Pre-menopausal women presenting with acute uncomplicated cystitis were randomized to treatment with 3 days of ciprofloxacin, 7 days of nitrofurantoin, or a single dose of fosfomycin. Women were followed for 1 month for evaluation of clinical and microbiological responses as well as for isolation of resistant rectal E. coli.

RESULTS

Sixty-two women (25 ciprofloxacin, 17 nitrofurantoin, 20 fosfomycin) were enrolled and eligible for analysis. All three regimens were well tolerated and resulted in >90% clinical and bacteriological cure.

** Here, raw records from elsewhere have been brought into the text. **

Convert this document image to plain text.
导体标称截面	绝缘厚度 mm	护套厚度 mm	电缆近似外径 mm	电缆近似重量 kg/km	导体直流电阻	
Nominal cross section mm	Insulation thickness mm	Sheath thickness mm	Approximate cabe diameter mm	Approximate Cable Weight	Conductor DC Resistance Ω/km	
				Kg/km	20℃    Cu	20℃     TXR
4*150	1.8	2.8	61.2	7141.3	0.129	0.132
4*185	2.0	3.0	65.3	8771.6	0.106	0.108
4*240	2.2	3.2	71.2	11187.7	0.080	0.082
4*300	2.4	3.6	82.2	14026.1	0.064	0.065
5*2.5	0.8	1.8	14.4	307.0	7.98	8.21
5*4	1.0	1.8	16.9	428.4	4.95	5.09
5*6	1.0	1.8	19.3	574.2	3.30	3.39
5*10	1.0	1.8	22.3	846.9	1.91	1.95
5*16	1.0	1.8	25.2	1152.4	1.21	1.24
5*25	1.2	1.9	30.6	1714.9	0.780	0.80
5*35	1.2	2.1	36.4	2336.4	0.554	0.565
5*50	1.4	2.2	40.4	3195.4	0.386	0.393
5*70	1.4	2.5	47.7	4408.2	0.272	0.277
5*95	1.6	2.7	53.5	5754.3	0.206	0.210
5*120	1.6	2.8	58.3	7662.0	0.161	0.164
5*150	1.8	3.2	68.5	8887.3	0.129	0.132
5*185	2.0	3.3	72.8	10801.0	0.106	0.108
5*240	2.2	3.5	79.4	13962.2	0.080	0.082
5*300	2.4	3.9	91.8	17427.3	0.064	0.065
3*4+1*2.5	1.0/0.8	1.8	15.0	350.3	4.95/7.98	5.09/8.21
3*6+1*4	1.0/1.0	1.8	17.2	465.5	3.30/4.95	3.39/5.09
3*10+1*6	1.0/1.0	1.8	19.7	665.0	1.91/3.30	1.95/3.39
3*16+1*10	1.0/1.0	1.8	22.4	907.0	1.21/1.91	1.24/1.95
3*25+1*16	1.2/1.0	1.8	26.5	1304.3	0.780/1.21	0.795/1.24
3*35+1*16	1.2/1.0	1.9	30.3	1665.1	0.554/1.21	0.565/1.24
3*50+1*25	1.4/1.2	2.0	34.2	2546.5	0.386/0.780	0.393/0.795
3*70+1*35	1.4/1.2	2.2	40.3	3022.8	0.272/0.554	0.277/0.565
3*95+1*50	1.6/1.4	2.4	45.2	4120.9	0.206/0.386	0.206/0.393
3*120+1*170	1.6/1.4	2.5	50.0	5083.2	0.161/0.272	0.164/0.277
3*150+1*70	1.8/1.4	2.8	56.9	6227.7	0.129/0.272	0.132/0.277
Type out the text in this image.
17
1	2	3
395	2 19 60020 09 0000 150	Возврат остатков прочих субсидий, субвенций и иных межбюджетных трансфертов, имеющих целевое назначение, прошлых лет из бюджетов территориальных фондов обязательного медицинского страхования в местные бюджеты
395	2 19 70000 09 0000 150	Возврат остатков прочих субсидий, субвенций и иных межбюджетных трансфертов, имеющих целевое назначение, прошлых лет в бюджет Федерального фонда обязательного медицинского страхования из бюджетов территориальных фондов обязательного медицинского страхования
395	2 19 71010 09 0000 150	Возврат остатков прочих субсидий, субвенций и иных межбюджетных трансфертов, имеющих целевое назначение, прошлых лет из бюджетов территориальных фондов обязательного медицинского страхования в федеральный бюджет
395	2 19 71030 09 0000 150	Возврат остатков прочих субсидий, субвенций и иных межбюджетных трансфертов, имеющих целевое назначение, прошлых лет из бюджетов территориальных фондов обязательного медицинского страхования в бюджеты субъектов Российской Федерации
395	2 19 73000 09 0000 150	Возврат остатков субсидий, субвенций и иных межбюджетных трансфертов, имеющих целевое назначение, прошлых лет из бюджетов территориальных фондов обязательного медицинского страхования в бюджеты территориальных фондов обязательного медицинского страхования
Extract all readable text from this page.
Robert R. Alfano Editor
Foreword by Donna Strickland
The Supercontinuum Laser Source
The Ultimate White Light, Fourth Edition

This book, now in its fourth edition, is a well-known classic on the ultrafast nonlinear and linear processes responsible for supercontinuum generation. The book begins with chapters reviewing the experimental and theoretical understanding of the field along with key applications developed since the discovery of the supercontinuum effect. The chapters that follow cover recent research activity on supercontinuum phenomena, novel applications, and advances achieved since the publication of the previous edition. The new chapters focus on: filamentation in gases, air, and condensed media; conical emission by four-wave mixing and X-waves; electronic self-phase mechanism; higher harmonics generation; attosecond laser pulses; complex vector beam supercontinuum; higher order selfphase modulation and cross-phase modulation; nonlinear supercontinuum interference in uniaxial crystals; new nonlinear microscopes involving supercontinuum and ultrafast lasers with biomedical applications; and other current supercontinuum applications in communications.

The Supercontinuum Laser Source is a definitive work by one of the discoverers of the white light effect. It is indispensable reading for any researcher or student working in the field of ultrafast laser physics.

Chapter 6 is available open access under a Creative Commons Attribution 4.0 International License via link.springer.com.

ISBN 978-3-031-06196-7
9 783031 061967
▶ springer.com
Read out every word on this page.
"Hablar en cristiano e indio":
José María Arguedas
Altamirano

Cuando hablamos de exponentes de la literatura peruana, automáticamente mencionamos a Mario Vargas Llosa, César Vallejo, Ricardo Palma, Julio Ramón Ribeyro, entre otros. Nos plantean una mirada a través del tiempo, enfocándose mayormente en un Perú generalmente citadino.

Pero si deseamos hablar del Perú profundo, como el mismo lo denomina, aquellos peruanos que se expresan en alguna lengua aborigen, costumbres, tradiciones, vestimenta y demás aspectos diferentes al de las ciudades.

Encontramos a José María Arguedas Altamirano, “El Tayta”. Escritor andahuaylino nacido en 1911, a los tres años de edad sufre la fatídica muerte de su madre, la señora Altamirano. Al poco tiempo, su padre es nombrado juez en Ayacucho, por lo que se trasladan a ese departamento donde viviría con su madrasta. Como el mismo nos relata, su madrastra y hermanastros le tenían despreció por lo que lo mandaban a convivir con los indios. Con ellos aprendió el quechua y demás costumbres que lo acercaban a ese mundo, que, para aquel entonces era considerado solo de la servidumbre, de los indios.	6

The prevalence of rectal E. coli was markedly decreased by ciprofloxacin and fosfomycin, but not by nitrofurantoin. One woman treated with ciprofloxacin had emergence of two ciprofloxacin-resistant rectal E. coli strains within 10 days of completing therapy. No emergence of resistance was observed in the other two treatment groups.

CONCLUSIONS

This study demonstrates that fluoroquinolone-resistant E. coli remain infrequent in the rectal flora of women with uncomplicated cystitis in Seattle. However, a 3 day course of a fluoroquinolone for treatment of uncomplicated cystitis was followed by isolation of fluoroquinolone-resistant rectal E. coli in one patient.

摘要

目的

鉴于引起急性单纯性膀胱炎的尿路病原体对复方新诺明的耐药率不断上升,氟喹诺酮类、呋喃妥因和磷霉素常被视为替代经验性疗法。这些药物之间的选择部分应取决于它们是否与耐药微生物菌群的分离有关。我们进行了一项随机治疗试验,以评估环丙沙星、呋喃妥因和磷霉素对患有急性单纯性膀胱炎女性直肠微生物菌群的影响,包括耐氟喹诺酮菌株的分离情况。

方法

患有急性单纯性膀胱炎的绝经前女性被随机分为接受3天环丙沙星治疗、7天呋喃妥因治疗或单剂量磷霉素治疗。对女性进行为期1个月的随访,以评估临床和微生物学反应以及耐药直肠大肠杆菌的分离情况。

结果

62名女性(25名接受环丙沙星治疗、17名接受呋喃妥因治疗、20名接受磷霉素治疗)入组并符合分析条件。所有三种治疗方案耐受性良好,临床和细菌学治愈率均>90%。环丙沙星和磷霉素可使直肠大肠杆菌的患病率显著降低,但呋喃妥因无此效果。一名接受环丙沙星治疗的女性在完成治疗后10天内出现了两株耐环丙沙星的直肠大肠杆菌菌株。在其他两个治疗组中未观察到耐药情况出现。

结论

本研究表明,在西雅图患有单纯性膀胱炎的女性直肠菌群中,耐氟喹诺酮大肠杆菌仍然很少见。然而,一名患者在接受3天疗程的氟喹诺酮治疗单纯性膀胱炎后,出现了耐氟喹诺酮的直肠大肠杆菌。